Grüezi Monsieur Rocchi, quand vous êtes-vous énervé pour la dernière fois de ne pas avoir expliqué l'UE aux Britanniques ?
Je suis comédien et je me défoule sur scène. Ce n'est pas à moi d'expliquer l'UE aux Britanniques. Je dois avouer que j'ai été étonné du résultat.
Quelle est la dernière blague sur l'UE que vous avez faite ?
Les leaders du Brexit ont réagi comme le commandant Francesco Schettino alors que le navire était en train de couler. Je n'ai qu'un mot à la bouche : la mouise.
Quelle est la dernière chose qui vous a fait énormément plaisir ?
Les buts de Xherdan Shaqiri et Leonardo Bonucci à l'Euro 2016. De l'émotion pure. Et c'est précisément pour cela que j'aime jouer avec le cuir rond.
Où avez-vous dansé pour la dernière fois, et sur quelle musique ?
Sur une belle plage italienne, sur de la musique cubaine de Cándido Fabré.

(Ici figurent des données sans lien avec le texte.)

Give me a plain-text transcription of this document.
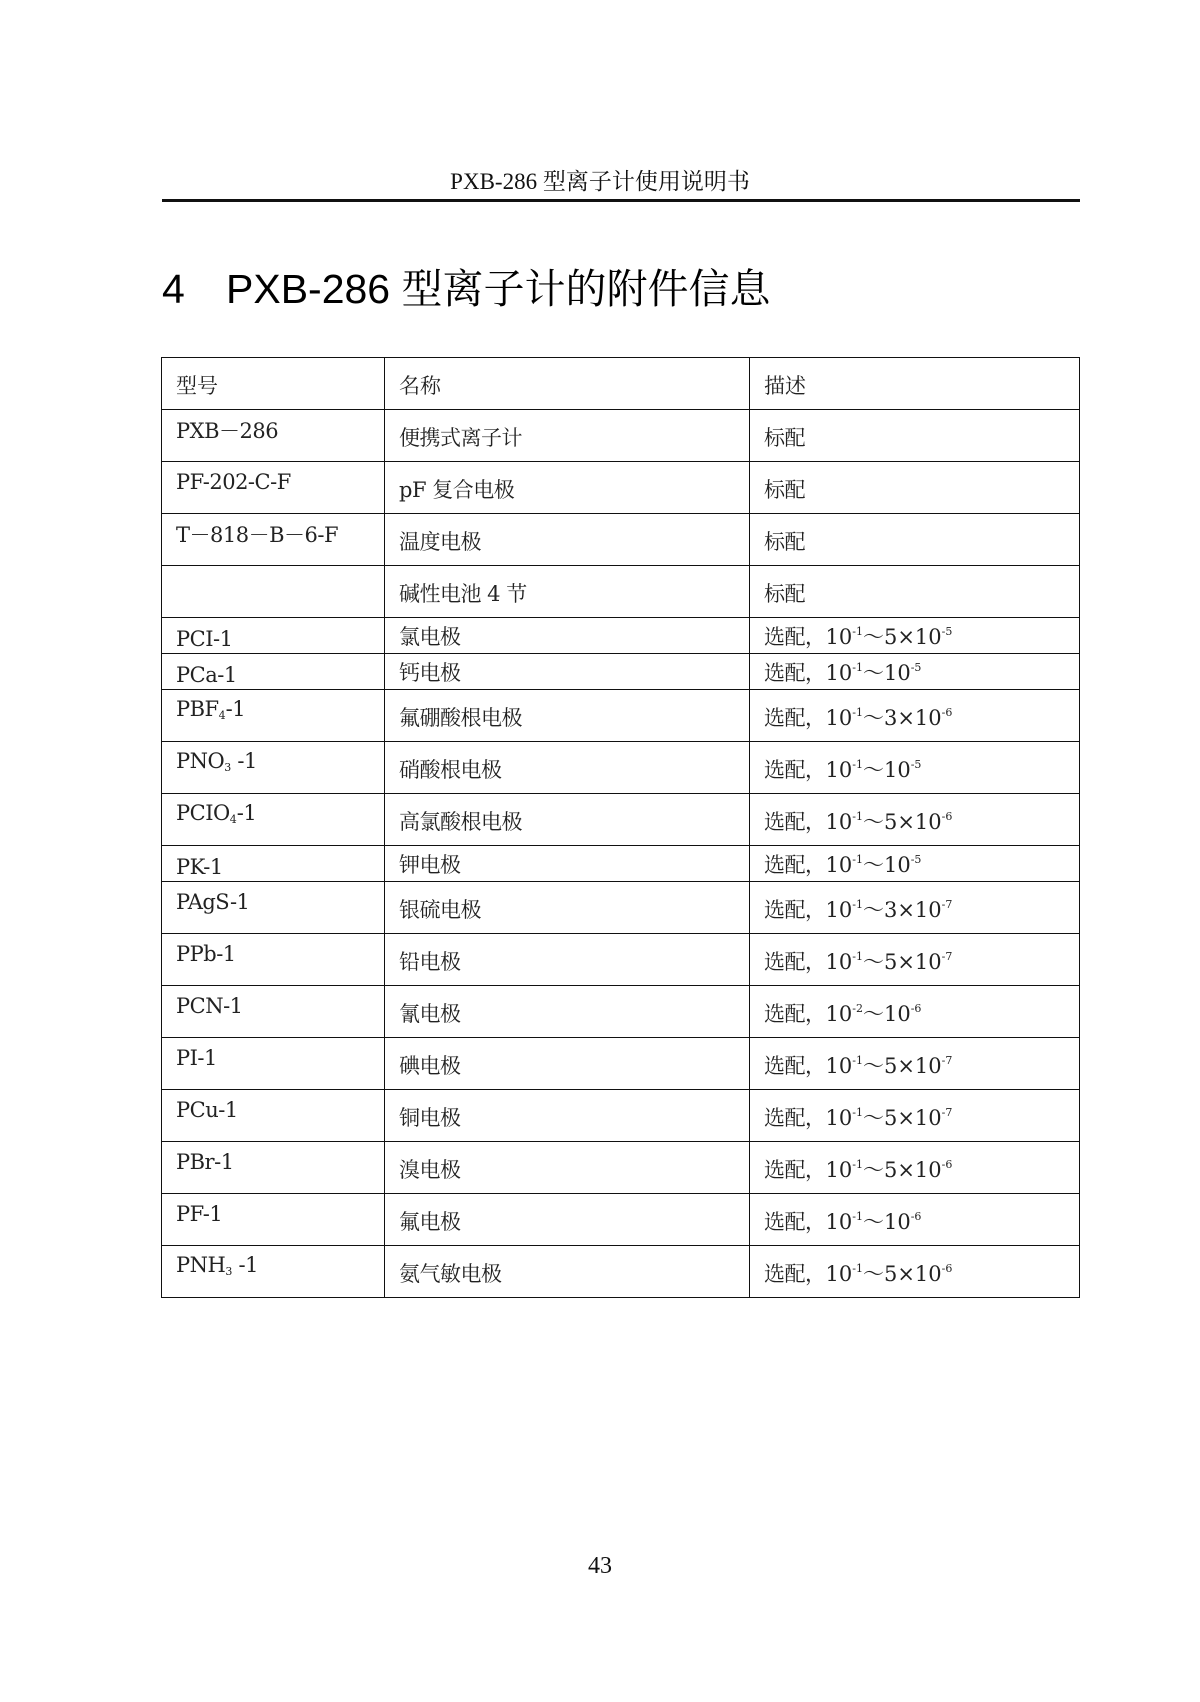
PXB-286 型离子计使用说明书
4 PXB-286 型离子计的附件信息
型号	名称	描述
PXB－286	便携式离子计	标配
PF-202-C-F	pF 复合电极	标配
T－818－B－6-F	温度电极	标配
	碱性电池 4 节	标配
PCI-1	氯电极	选配，$10^{-1}\sim 5\times 10^{-5}$
PCa-1	钙电极	选配，$10^{-1}\sim 10^{-5}$
$PBF_4-1$	氟硼酸根电极	选配，$10^{-1}\sim 3\times 10^{-6}$
$PNO_3$ -1	硝酸根电极	选配，$10^{-1}\sim 10^{-5}$
$PCIO_4-1$	高氯酸根电极	选配，$10^{-1}\sim 5\times 10^{-6}$
PK-1	钾电极	选配，$10^{-1}\sim 10^{-5}$
PAgS-1	银硫电极	选配，$10^{-1}\sim 3\times 10^{-7}$
PPb-1	铅电极	选配，$10^{-1}\sim 5\times 10^{-7}$
PCN-1	氰电极	选配，$10^{-2}\sim 10^{-6}$
PI-1	碘电极	选配，$10^{-1}\sim 5\times 10^{-7}$
PCu-1	铜电极	选配，$10^{-1}\sim 5\times 10^{-7}$
PBr-1	溴电极	选配，$10^{-1}\sim 5\times 10^{-6}$
PF-1	氟电极	选配，$10^{-1}\sim 10^{-6}$
$PNH_3$ -1	氨气敏电极	选配，$10^{-1}\sim 5\times 10^{-6}$
43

Qu'est-ce qui vous a vraiment étonné la dernière fois ?
Le mot "Gehirnschluckauf" (hoquet cérébral) de Mehmet Scholl. La langue allemande est un jouet fantastique.

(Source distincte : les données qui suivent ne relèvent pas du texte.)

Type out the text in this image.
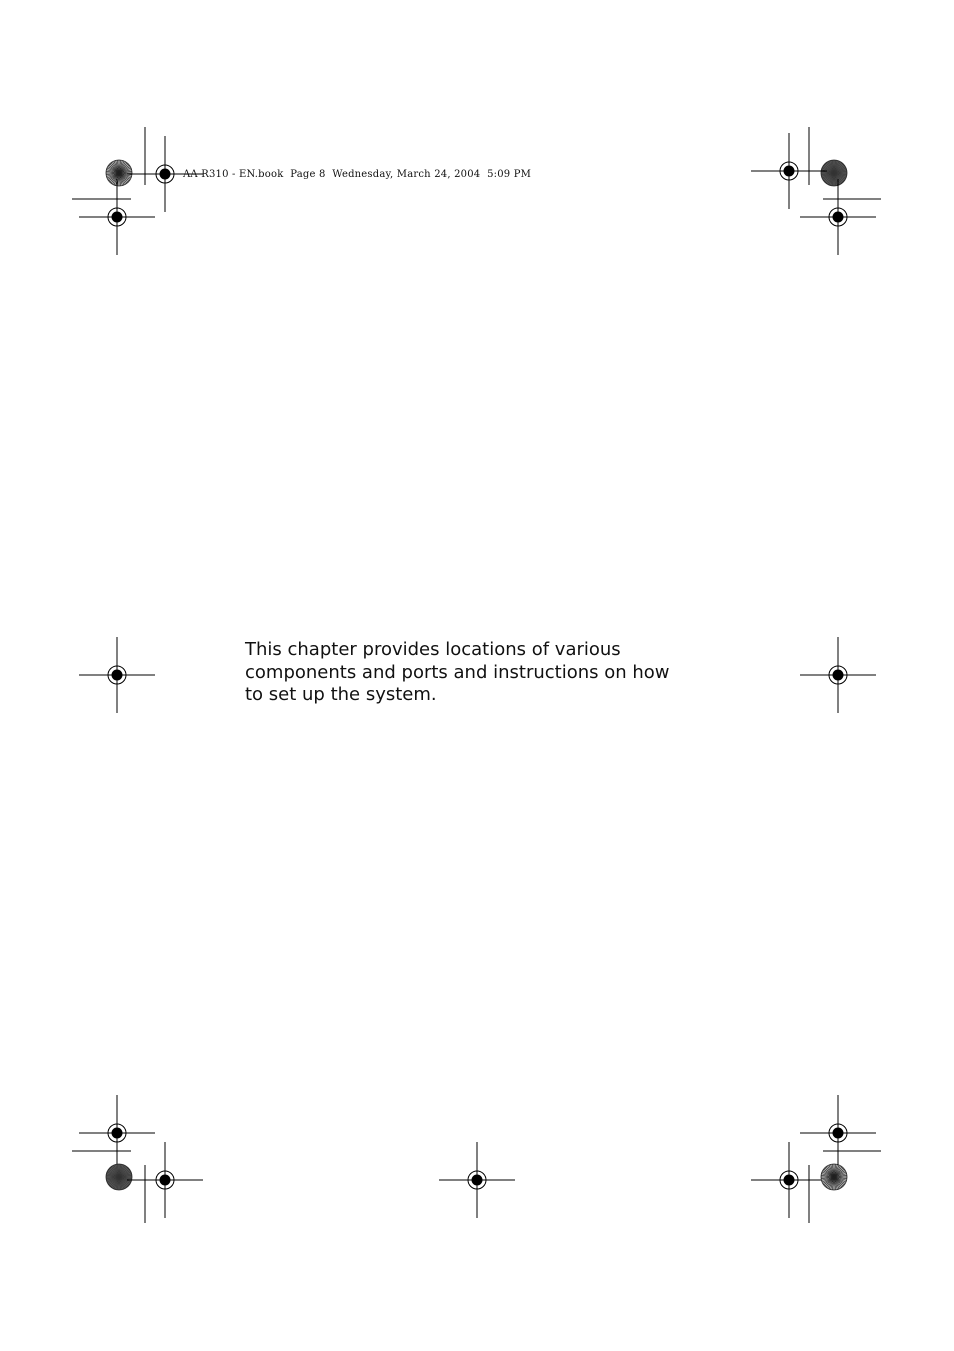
AA R310 - EN.book  Page 8  Wednesday, March 24, 2004  5:09 PM

This chapter provides locations of various components and ports and instructions on how to set up the system.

Quelle est la dernière chose que vous changeriez en Suisse ?
Pour l'amour de Dieu, ne rien changer dans la Confédération ! Sinon, comment pourrais-je m'inspirer et trouver des idées pour mon travail ?
Qu'est-ce qui vous semble être la dernière chose à faire ?
Il n'y a pas de fin à l'imagination de l'homo sapiens. Il lui a fallu par exemple des centaines de milliers d'années pour devenir Erectus et il se promène maintenant dans le monde la tête penchée sur son smartphone.